Allegorical expressions

Lydia Stein's “Love Songs, Hobos & Other Spirits”
By GREG COOK  |  September 9, 2009


RAW FEELINGS Stein's Love Song

Horses break loose from carnival carousels and run free, a horse-headed naked woman cuddles a rabbit as blue birds circle, and an escaped carousel horse visits the grave of a flower in Providence artist Lydia Stein's exhibit "Love Songs, Hobos & Other Spirits" at AS220's Project Space (93 Mathewson Street, Providence, through September 26). The paintings and relief prints seem to be allegories of imprisonment, love, desperation, escape, craving solace, and peace.

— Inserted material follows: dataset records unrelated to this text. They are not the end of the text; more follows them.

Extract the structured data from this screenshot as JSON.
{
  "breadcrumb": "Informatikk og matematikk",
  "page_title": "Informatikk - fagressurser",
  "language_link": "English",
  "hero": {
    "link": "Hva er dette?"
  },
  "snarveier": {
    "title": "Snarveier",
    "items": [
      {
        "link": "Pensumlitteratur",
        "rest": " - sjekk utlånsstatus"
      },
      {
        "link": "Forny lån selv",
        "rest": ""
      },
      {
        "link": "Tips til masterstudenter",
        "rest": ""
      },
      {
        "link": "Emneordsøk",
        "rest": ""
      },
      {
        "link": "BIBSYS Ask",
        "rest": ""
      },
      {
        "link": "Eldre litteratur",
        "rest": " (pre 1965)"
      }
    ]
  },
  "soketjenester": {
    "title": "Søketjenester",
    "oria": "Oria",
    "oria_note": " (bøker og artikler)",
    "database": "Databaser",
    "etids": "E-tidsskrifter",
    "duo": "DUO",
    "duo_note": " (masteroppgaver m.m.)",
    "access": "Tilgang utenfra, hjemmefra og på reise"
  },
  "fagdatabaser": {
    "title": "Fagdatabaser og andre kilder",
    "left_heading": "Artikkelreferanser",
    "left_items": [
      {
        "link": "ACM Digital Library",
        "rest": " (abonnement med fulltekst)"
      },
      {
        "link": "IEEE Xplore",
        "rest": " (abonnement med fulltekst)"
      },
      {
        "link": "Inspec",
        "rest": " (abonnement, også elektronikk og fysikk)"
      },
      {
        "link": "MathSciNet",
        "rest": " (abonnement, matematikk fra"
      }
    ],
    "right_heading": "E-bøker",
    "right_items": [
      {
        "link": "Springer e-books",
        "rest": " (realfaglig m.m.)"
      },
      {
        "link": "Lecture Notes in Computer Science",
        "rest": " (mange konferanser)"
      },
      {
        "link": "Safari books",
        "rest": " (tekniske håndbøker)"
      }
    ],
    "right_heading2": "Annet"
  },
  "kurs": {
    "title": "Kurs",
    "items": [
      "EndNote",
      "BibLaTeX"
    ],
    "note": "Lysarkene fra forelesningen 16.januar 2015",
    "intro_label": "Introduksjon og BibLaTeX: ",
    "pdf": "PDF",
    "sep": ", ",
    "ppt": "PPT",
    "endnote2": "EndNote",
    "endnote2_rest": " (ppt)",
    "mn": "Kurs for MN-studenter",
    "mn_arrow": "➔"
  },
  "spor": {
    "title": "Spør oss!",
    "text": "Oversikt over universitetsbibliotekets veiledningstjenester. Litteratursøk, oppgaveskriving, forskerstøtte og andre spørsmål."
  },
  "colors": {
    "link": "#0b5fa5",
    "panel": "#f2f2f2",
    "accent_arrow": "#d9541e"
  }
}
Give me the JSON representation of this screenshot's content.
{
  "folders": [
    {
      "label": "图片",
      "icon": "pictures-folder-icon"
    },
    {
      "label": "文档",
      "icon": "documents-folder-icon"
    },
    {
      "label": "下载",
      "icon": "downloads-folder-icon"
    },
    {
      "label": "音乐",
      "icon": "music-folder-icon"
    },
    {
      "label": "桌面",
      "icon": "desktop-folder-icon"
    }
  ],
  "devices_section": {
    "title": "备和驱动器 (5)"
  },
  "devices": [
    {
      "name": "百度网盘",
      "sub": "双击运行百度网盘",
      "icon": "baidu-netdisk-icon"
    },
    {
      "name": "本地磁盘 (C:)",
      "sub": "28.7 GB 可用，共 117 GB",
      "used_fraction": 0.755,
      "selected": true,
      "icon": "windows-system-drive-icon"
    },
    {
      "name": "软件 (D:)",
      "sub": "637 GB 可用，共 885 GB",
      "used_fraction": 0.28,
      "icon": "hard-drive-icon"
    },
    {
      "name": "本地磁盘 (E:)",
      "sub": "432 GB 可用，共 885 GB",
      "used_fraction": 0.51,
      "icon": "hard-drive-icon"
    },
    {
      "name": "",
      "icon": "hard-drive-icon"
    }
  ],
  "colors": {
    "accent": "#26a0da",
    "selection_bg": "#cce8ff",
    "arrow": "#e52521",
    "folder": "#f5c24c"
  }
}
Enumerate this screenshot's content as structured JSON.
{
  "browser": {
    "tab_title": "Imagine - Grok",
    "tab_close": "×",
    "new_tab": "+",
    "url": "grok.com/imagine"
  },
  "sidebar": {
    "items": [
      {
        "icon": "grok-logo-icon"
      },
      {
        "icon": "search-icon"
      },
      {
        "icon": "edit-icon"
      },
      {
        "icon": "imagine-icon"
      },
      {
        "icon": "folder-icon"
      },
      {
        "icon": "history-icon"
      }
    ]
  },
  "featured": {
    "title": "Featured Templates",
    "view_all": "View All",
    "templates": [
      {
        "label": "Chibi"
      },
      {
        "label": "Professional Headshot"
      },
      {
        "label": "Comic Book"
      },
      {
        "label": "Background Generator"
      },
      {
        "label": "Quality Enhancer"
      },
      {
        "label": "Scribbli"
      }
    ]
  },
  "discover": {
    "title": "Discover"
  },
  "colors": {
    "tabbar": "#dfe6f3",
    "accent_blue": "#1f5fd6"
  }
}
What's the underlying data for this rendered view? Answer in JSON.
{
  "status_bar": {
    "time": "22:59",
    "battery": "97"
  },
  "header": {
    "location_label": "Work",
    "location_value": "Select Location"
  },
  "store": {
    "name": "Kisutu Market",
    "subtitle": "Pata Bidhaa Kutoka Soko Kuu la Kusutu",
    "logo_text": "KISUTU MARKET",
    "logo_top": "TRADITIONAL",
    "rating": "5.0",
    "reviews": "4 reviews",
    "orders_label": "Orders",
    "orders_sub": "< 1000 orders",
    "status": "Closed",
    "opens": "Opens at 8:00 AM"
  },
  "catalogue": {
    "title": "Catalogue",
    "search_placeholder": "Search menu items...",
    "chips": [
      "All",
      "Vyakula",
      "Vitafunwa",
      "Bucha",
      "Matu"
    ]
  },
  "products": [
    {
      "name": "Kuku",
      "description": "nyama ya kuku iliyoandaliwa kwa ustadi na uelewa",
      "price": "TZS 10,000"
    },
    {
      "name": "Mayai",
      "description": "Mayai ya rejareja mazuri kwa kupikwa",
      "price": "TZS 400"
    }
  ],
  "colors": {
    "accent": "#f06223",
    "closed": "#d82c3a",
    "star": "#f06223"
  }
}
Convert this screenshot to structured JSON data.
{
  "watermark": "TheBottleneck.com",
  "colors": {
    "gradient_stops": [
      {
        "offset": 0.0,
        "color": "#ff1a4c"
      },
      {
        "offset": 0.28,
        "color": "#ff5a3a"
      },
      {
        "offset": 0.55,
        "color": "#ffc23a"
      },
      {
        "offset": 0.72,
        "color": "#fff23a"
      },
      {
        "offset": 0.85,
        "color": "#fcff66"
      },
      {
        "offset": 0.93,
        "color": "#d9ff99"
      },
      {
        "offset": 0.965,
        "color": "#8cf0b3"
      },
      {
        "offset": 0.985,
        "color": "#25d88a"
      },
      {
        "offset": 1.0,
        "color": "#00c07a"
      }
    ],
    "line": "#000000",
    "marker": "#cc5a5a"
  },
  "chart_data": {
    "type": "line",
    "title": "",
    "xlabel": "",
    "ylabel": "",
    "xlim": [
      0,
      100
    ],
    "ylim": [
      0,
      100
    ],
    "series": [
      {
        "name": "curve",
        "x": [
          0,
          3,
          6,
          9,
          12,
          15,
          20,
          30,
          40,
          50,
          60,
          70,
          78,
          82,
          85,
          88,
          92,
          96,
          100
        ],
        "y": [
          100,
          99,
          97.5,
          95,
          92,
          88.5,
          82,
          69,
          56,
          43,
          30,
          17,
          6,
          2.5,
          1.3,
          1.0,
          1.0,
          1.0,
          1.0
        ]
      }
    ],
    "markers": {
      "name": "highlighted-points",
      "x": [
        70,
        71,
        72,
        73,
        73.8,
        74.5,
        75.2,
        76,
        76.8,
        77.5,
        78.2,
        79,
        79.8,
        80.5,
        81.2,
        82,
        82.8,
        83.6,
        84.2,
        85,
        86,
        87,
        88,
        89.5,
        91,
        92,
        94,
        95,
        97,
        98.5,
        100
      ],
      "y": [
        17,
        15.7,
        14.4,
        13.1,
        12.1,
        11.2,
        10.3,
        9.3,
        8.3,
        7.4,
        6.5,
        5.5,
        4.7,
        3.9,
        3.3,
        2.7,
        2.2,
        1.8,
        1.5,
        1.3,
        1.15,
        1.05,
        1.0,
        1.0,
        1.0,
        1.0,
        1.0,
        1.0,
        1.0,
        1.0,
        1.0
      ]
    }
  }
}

Stein has painted murals in her hometown of Worcester, performed with Vermont's Bread and Puppet Theater in the early 2000s, moved to Providence to study at Brown, helped organize the Honk! radical marching band festivals around Boston, and performed in marching bands there and in Providence. She recently worked with the Smith Hill Community Development Corporation's "HousEARt" project, which invites artists to enliven vacant foreclosed Providence housing before it transforms the structures into affordable rentals. Stein rounded up neighbors to help her paint horses breaking free from a carousel and a horse-headed naked lady with a hole in her chest where her heart should be across the front and side of a house at 16 Bernon Street. An opening party there is on September 15 from 4:30 to 6 pm.

Stein offers lots of folksy charm, though her renderings can at times be awkward and sour. Her imagery features permutations of a core group of symbols: a horse-headed naked woman (a seeming self-portrait), farm animals, a lion laying down with a lamb (longstanding symbol of peace that derives from a misquotation of the Bible), and carousel horses breaking free from their carousel (another seeming self-portrait). The Rosetta Stone for the show is Stein's rough-hewn, relief-print book The Love Song of the Hobo & the Carousel Whore. A lonely bird-child left its "broken home," "loved many women," and "still dreamed of a place where he belonged." The "Carousel Whore," a horse, "never got anywhere," "Many men rode her./Sometimes she enjoyed it." So she left the carnival for a cold world. She found the bird-guy, they sang to each other from a safe distance. "Their love was tender and good." He built a nest, but she feared she'd just "trade one prison for another," so she left. He offered tea, but she remained outside alone.

The specifics may be hidden, but the sad allegory of heartbreak, yearning for companionship, and isolating psychological wounds is bluntly clear. The feelings are so raw that it may make you cringe.


READY FOR TAKEOFF Martin's Rocketdrill.

The 11-artist "Annual Faculty Exhibition" at Rhode Island College's Bannister Gallery (600 Mt. Pleasant Avenue, Providence, through September 23) is hit or miss. Hits include Lisa Russell's three densely painted abstractions. Her sense for texture, narrow harmonies of color (gray to white, green to mocha), and rhythm of marks all contribute to a tense mood. Her compositions begin with long, wide, open brush and knife strokes, but then tighten somewhere off-center, with lots of short, narrow strokes that seem to buzz with pent-up energy.